Option 1: Donate End-of-Life IT Equipment
This is the highest-impact, lowest-effort option for most businesses. Every laptop, desktop, tablet, or smartphone that comes off your IT asset register can be collected by Recycle4Charity, data-wiped to a certified standard, refurbished, and distributed to a digitally-excluded Londoner — free of charge to you.
What Recycle4Charity provides:
– Free collection from your London premises
– Certified data destruction to ADISA standards
– Individual certificate of data destruction per device (for GDPR audit trail)
– Aggregated impact report showing devices received and distributed
– Zero-landfill commitment — non-refurbishable devices go to certified WEEE recycling
This is directly relevant to your GDPR obligations. The ICO expects businesses to ensure data is securely destroyed when IT assets are disposed of. An ADISA-certified wipe with a certificate of destruction satisfies this requirement.

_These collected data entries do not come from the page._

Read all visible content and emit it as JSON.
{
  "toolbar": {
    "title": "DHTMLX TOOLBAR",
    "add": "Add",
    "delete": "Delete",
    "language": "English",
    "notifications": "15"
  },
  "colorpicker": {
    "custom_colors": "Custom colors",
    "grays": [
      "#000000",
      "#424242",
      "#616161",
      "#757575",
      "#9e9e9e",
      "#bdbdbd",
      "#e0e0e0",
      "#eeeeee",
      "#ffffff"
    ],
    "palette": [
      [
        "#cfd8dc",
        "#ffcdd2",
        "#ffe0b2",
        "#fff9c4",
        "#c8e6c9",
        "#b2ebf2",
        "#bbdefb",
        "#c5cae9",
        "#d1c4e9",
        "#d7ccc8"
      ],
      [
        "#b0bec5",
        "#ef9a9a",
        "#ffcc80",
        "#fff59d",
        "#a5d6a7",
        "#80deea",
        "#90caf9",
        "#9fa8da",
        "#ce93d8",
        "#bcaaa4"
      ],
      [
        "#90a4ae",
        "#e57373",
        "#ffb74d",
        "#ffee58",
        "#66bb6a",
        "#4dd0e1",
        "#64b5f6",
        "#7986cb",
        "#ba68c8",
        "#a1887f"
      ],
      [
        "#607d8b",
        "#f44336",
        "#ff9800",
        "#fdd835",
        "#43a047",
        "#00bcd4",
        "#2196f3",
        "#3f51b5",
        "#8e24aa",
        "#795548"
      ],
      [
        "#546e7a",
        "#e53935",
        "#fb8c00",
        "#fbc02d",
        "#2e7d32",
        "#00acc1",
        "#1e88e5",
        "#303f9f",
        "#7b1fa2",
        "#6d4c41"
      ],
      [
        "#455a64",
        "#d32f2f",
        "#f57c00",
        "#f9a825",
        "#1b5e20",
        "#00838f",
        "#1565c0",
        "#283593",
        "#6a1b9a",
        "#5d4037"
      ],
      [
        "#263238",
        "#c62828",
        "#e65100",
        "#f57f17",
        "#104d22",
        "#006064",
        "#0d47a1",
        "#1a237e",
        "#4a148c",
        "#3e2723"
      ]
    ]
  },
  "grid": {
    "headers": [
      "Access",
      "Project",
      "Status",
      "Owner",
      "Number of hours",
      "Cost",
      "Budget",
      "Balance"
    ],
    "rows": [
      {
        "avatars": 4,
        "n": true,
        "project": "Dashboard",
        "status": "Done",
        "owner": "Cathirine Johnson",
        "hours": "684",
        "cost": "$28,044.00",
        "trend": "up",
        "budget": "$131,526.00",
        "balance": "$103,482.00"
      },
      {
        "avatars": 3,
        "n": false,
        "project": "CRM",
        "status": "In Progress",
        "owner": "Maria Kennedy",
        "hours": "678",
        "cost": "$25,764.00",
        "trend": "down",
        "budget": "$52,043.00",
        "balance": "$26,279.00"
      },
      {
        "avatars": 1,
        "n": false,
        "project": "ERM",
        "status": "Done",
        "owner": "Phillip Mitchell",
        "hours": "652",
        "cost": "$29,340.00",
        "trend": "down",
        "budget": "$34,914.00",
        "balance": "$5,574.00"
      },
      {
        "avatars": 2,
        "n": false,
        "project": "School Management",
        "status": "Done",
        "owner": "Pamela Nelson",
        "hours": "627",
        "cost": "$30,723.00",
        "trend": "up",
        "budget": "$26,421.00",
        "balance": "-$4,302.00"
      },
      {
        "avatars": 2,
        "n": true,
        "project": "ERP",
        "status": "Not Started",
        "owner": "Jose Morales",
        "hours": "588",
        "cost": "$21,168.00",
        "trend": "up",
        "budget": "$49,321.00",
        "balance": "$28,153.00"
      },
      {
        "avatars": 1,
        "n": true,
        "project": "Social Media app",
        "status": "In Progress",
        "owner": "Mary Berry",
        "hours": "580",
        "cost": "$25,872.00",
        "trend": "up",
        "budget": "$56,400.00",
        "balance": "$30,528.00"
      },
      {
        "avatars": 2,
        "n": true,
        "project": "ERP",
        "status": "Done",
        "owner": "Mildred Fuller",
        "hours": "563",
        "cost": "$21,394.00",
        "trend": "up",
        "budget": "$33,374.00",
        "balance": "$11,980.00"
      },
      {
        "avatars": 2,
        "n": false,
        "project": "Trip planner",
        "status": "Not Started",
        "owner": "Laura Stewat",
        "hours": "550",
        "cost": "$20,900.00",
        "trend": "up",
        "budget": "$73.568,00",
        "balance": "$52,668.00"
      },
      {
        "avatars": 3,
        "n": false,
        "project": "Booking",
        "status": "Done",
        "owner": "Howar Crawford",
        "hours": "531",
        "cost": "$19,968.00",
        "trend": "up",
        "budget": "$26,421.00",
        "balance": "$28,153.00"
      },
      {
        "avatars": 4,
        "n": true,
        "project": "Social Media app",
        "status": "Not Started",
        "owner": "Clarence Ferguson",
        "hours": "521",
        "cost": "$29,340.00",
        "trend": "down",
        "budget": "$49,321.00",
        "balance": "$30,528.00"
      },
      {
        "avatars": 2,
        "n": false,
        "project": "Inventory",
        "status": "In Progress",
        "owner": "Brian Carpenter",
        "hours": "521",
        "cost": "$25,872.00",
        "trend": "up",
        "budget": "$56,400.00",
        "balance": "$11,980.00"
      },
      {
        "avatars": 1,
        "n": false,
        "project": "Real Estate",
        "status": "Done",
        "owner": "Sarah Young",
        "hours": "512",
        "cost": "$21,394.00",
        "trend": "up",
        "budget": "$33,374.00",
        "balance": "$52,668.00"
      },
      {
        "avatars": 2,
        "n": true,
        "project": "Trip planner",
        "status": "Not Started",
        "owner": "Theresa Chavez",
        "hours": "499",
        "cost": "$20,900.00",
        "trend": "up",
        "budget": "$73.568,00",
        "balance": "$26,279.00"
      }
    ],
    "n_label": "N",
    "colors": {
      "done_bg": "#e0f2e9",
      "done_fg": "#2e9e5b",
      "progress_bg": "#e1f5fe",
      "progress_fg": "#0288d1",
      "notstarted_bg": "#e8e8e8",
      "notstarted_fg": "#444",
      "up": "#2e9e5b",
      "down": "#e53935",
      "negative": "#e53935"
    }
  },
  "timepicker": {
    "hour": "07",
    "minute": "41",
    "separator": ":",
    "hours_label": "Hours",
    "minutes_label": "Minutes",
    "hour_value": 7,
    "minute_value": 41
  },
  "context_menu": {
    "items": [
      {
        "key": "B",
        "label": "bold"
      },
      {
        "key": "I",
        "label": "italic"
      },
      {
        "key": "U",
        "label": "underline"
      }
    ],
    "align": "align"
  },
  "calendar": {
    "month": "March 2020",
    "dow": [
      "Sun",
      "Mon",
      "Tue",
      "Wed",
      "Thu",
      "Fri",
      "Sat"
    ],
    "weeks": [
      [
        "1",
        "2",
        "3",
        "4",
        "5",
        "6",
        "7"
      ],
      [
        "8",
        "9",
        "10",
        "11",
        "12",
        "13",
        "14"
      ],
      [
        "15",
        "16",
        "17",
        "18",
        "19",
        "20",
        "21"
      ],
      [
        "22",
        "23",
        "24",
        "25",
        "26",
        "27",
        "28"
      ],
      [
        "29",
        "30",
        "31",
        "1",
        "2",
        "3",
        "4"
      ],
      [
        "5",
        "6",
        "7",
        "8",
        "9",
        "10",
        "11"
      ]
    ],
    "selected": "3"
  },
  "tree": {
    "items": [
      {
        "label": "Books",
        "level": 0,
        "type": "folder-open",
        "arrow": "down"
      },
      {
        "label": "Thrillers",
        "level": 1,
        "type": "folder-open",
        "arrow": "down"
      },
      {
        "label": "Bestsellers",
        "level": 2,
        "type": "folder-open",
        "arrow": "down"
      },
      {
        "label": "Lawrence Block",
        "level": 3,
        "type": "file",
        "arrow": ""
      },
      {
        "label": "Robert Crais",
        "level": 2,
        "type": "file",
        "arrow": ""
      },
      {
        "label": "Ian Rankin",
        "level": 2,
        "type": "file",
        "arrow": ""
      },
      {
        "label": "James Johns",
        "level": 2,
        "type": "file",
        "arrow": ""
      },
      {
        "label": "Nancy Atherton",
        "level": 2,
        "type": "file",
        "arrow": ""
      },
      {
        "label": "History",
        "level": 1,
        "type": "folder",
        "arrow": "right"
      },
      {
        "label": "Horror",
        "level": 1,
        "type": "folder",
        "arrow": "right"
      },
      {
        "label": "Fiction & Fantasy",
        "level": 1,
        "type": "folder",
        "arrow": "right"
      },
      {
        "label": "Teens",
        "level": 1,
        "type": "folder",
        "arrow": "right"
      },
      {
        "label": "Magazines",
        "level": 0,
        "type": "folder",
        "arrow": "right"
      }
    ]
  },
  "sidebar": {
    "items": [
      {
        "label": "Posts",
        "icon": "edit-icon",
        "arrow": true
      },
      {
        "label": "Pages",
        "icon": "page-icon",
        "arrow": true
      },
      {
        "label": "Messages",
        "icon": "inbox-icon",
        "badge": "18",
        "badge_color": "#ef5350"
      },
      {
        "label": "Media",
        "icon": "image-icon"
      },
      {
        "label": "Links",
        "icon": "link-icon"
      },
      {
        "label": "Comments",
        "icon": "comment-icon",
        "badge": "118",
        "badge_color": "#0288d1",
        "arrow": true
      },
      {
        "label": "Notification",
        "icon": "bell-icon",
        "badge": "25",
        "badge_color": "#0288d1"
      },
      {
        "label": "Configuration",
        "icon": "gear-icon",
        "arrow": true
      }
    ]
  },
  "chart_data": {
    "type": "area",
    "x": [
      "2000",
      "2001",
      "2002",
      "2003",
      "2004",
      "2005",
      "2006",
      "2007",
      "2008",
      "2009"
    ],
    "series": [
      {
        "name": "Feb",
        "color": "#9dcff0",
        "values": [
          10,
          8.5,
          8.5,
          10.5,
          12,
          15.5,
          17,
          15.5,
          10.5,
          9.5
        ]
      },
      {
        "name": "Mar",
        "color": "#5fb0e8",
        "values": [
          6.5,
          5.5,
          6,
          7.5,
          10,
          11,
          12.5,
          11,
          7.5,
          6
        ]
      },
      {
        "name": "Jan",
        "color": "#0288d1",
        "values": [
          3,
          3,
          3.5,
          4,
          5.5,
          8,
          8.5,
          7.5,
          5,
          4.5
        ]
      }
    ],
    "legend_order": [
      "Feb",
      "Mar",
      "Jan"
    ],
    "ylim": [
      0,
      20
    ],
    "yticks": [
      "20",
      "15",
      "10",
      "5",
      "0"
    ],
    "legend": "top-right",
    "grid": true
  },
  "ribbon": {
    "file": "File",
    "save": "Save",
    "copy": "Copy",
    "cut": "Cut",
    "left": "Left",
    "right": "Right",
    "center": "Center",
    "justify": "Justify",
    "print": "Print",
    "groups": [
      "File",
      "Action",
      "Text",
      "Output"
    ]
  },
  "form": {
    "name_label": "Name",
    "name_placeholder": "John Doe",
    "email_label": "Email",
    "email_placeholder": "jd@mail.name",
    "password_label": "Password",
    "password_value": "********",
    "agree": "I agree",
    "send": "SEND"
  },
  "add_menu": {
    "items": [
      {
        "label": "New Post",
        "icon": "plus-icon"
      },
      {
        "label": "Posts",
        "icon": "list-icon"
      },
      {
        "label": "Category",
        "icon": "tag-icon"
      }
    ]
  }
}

Find out more on our partners page.
Option 2: Become a Corporate Partner
Beyond one-off device donations, Recycle4Charity works with corporate partners on a more structured basis. Partnership options include:
- Regular collection schedules aligned to your IT refresh cycle
- Joint communications — co-branded impact reports, internal communications, and social content
- Named partnership — acknowledged on our website and in impact reports
- Matched giving — some partners fund additional refurbishment capacity, enabling devices to reach more recipients
Corporate partnerships work well for organisations with significant IT estates, regular refresh cycles, or CSR teams looking for a clear, reportable community impact.
Option 3: Employee Volunteering
Employees with digital skills can volunteer as digital champions — supporting digitally-excluded individuals in community settings, helping them learn to use devices, access services, and stay safe online. The Good Things Foundation runs a Digital Champions Network that provides training and resources for volunteers.
This type of volunteering counts as skills-based volunteering in ESG disclosures and tends to be highly rated by employees for personal impact.
Option 4: Payroll Giving and Charitable Funding
If your organisation has a payroll giving scheme or a charitable donations budget, digital inclusion organisations are worthy recipients. Funding from businesses supports infrastructure — refurbishment capacity, device logistics, community partnership management — that enables more devices to reach more people.
How to Report Digital Inclusion in Your ESG Disclosure
UK businesses using recognised ESG frameworks can report digital inclusion activities under Social (S) pillars. Common frameworks and how digital inclusion fits:
| Framework | Relevant section |
|---|---|
| GRI Standards | GRI 413: Local Communities |
| UN SDGs | SDG 4 (Quality Education), SDG 10 (Reduced Inequalities) |
| Social Value Act 2012 | Theme: Promoting equal opportunities |
| B Corp Assessment | Community pillar |
| TCFD / ISSB | Social and community impacts under governance |
When reporting, include:
– Number of devices donated
– Data destruction certificates issued (demonstrates GDPR compliance)
– Number of beneficiaries reached (Recycle4Charity can provide this)
– Employee volunteering hours in digital inclusion activities
– Monetary equivalent of in-kind donation (market value of devices at time of donation)
Which Businesses Are Best Placed to Contribute?
Any business that uses computers, laptops, tablets, or phones is a potential donor. Organisations with particularly high volumes of equipment turnover include:
- Financial services (banks, insurers, asset managers)
- Law firms
- Accountancy and professional services
- Technology companies
- NHS trusts and healthcare organisations
- Universities and colleges
- Retailers with large head-office operations
- Local authorities and government departments
London-based businesses are especially well positioned to work with Recycle4Charity, as we focus our distribution on digitally-excluded Londoners. The connection between donor and beneficiary is direct and local.